During that time, Ganapathi led the acquisitions of two start-ups: Dimdim, a real-time collaboration platform, and GroupSwim, a community platform with semantic filtering technology. He also led the integration of the acquired technology and teams from two file sharing and collaboration start-ups, Koral and SlideAware.

Ganapathi also ran Salesforce’s sales automation product, Sales Cloud, which makes up one of the company’s major revenue streams. Prior to his 5 year tenure at Salesforce, Ganapathi spent 6 years at Siebel Systems, where he was the founding product manager of their first internet application, Siebel eChannel. He also ran the company’s eCommerce and order management product line.
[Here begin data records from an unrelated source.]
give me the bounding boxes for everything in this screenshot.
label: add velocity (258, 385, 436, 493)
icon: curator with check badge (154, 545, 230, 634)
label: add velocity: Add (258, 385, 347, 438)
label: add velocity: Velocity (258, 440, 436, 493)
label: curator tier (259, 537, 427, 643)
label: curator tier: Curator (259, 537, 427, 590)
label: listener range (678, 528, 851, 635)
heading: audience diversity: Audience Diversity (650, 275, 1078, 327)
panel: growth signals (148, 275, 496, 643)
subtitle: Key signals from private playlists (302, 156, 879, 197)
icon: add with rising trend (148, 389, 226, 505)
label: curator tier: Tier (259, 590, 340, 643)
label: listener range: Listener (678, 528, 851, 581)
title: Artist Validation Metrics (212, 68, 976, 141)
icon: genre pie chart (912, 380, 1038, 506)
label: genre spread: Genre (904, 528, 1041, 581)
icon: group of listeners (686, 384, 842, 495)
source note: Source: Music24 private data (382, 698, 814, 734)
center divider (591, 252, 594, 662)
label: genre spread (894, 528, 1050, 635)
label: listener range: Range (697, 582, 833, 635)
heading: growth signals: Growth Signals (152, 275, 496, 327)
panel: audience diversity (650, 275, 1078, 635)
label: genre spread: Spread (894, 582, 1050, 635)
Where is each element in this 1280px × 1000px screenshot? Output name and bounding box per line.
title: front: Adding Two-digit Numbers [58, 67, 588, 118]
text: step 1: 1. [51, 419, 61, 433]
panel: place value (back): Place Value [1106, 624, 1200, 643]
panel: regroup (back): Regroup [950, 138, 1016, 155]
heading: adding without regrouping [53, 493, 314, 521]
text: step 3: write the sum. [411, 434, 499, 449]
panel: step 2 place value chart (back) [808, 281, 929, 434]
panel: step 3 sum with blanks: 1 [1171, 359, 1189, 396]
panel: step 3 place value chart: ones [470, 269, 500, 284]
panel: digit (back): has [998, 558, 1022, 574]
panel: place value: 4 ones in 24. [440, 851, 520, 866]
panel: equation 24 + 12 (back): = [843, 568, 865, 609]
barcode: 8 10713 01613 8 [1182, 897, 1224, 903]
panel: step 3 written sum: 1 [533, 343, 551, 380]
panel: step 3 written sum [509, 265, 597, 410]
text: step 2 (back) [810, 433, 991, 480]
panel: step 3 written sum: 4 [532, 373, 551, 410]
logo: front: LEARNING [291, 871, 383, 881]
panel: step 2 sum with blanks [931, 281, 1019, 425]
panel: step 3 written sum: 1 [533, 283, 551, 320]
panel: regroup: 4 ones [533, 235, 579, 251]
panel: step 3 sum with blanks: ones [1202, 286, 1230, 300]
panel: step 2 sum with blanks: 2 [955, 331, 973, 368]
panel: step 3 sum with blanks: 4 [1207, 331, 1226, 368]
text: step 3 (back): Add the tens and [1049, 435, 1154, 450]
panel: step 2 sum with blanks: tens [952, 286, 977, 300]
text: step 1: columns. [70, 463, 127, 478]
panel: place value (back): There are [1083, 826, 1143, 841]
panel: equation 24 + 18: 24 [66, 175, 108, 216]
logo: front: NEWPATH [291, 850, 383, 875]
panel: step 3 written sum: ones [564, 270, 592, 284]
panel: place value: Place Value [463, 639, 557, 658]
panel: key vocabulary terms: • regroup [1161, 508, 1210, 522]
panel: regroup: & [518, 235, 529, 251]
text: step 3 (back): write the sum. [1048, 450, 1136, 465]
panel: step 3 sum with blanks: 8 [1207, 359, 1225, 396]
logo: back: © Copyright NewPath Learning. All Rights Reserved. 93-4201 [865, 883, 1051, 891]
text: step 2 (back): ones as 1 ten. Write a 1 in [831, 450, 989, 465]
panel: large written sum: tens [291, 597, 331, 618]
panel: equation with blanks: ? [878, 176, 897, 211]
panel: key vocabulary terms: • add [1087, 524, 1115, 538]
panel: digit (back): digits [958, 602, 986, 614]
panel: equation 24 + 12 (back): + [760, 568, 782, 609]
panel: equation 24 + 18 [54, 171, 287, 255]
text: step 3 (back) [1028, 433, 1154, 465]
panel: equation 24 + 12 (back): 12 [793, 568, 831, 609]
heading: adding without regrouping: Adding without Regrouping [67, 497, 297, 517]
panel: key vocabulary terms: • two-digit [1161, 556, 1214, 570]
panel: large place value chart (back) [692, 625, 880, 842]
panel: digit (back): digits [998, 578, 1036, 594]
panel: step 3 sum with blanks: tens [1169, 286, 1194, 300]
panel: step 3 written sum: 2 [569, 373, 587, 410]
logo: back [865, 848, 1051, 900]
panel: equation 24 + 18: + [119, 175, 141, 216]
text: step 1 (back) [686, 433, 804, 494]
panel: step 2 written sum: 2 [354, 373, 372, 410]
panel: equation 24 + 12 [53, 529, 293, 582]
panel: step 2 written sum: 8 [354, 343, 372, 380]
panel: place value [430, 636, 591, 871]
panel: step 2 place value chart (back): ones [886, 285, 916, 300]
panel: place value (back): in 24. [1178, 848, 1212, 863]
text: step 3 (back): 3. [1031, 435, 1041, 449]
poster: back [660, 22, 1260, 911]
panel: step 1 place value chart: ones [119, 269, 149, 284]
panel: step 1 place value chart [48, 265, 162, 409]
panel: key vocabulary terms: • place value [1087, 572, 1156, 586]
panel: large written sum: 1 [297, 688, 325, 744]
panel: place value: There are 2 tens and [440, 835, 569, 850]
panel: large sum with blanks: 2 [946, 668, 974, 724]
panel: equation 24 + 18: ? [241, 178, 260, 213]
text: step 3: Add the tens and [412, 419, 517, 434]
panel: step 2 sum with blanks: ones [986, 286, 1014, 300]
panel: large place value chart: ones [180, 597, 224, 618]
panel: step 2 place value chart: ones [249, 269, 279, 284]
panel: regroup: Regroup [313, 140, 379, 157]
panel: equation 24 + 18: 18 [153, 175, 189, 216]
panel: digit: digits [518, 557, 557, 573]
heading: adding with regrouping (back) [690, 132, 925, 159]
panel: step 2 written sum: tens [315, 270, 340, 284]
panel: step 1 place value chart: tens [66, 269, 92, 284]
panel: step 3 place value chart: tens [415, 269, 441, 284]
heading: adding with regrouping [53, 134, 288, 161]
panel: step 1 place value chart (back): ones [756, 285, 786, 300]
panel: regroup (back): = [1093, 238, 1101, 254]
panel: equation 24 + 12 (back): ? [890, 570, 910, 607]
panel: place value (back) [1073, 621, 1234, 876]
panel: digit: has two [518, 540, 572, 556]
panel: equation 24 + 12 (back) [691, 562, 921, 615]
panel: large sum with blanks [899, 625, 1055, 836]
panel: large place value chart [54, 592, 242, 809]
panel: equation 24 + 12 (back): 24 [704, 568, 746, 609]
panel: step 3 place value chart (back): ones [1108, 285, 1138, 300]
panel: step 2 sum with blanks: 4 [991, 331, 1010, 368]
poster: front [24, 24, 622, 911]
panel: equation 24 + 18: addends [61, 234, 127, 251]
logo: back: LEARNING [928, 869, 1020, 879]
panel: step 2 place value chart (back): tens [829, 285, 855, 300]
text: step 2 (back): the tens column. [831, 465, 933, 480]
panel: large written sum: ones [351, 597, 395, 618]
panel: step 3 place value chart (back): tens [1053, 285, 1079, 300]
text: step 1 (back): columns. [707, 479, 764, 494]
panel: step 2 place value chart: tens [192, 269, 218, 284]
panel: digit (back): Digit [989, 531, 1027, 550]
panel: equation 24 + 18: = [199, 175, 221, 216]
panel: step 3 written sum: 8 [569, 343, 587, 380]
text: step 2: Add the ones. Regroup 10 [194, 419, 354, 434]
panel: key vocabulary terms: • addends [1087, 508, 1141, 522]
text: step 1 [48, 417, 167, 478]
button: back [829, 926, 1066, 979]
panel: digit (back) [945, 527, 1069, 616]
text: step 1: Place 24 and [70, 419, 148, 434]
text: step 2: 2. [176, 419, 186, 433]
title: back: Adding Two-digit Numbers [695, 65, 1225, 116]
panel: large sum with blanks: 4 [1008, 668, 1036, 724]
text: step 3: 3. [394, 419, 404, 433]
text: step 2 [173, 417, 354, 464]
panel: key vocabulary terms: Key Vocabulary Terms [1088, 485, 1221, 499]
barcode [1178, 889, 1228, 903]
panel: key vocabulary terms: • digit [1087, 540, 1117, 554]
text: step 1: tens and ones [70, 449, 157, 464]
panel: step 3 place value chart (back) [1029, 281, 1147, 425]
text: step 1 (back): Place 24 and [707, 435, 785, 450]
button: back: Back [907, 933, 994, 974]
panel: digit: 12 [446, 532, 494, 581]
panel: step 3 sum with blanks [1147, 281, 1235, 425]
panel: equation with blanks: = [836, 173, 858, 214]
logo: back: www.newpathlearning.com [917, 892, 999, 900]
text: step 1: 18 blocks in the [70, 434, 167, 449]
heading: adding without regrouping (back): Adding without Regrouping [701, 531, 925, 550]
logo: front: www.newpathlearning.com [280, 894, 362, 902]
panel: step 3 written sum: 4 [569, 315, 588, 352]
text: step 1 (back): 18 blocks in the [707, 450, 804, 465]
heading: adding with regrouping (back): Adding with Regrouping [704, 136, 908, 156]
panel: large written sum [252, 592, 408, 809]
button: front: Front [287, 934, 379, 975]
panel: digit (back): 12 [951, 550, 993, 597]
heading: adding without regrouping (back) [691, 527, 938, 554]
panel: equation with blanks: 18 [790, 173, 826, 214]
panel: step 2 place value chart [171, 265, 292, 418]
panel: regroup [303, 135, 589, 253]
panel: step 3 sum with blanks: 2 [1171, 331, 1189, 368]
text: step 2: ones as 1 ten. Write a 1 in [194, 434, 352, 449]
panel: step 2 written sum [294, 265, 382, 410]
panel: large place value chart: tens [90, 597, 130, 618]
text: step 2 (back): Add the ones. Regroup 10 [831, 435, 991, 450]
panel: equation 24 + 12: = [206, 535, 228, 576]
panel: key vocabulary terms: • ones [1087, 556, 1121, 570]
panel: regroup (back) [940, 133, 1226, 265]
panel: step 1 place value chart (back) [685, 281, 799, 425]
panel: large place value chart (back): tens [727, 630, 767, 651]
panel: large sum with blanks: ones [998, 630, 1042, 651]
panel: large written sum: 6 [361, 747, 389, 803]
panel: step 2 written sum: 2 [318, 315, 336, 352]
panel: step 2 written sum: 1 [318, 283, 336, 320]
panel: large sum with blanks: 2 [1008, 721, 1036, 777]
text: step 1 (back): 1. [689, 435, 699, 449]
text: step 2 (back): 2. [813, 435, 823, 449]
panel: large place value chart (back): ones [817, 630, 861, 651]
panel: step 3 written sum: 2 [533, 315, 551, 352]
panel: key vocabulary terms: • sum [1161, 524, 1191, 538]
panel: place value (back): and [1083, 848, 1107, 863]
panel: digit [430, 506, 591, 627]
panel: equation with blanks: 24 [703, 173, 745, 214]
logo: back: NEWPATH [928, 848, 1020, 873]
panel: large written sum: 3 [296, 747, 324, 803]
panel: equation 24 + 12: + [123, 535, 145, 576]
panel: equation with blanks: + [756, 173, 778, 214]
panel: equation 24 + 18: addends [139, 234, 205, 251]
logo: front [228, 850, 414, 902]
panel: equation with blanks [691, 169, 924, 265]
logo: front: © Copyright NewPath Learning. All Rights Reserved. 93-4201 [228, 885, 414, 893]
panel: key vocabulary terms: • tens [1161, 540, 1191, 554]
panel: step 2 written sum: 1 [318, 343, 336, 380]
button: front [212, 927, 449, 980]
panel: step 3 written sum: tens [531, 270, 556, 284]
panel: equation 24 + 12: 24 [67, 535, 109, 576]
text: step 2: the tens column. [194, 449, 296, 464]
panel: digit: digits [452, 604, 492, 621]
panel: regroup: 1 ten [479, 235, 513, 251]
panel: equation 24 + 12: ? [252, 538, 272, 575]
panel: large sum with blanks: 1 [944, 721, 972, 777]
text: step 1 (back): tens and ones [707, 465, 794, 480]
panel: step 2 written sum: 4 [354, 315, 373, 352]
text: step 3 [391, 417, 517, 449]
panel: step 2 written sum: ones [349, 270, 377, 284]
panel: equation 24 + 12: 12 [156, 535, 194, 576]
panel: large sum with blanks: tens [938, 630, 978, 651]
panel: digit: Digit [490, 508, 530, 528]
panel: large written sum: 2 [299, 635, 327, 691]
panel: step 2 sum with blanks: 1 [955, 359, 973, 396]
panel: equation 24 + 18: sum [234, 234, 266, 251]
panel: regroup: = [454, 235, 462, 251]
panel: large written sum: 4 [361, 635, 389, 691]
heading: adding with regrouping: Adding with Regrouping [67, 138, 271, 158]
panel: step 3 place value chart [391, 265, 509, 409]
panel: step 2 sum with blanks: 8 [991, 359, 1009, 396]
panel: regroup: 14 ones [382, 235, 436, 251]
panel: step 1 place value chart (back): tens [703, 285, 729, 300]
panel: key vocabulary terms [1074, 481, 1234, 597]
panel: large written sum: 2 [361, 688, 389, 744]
As an entrepreneur-in-residence at Accel Partners, Ganapathi will evaluate and incubate new business opportunities created by the intersection of social and mobile technologies in the enterprise.

Clearly Ganapathi has significant expertise in the enterprise software industry, and has had a particular focus in social areas of late. While Ganapathi didn’t reveal any specifics on what he will be building while at Accel, he shared his view that he believes social enterprise applications like Chatter are just the beginning of a long-term trend.

“Just as we went from on-premise software to cloud computing, there will be a similar move for social enterprise,” Ganapathi explains. Of course, there are a number of more mature and dominant companies that have emerged in the social enterprise space such as Jive and Yammer, and many social enterprise companies are getting bought. One could argue that there may not be more room left for new players.

But Ganapathi says that there are certain areas that are changing and are ripe for innovation, including how to translate conversations taking place in the work environment into productivity, and the transition in the distribution models in SaaS.

So how does the social enterprise fit into Accel’s longterm strategy? Partner Kevin Efrusy, who attended Stanford’s business school with Ganapathi, explains that one of cornerstones to the venture firm’s investment strategy has been furthering opportunities built on top of social web. Accel bet on social games with Playfish, social commerce with Groupon, and most recently, social recruiting with BranchOut.

Now, he explains, the time is right for a movement in the social and mobile enterprise space, and Accel decided to incubate an idea in-house. He adds that Ganapathi’s expertise and ‘technical depth’ made him the ideal person to execute this vision.

And the incubation/EIR model has seen success within Accel in the past. Cloudera, the startup that commercially distributes and services Apache Hadoop, was also incubated within Accel. And Couchbase, a NoSQL data base company, was also developed in-house.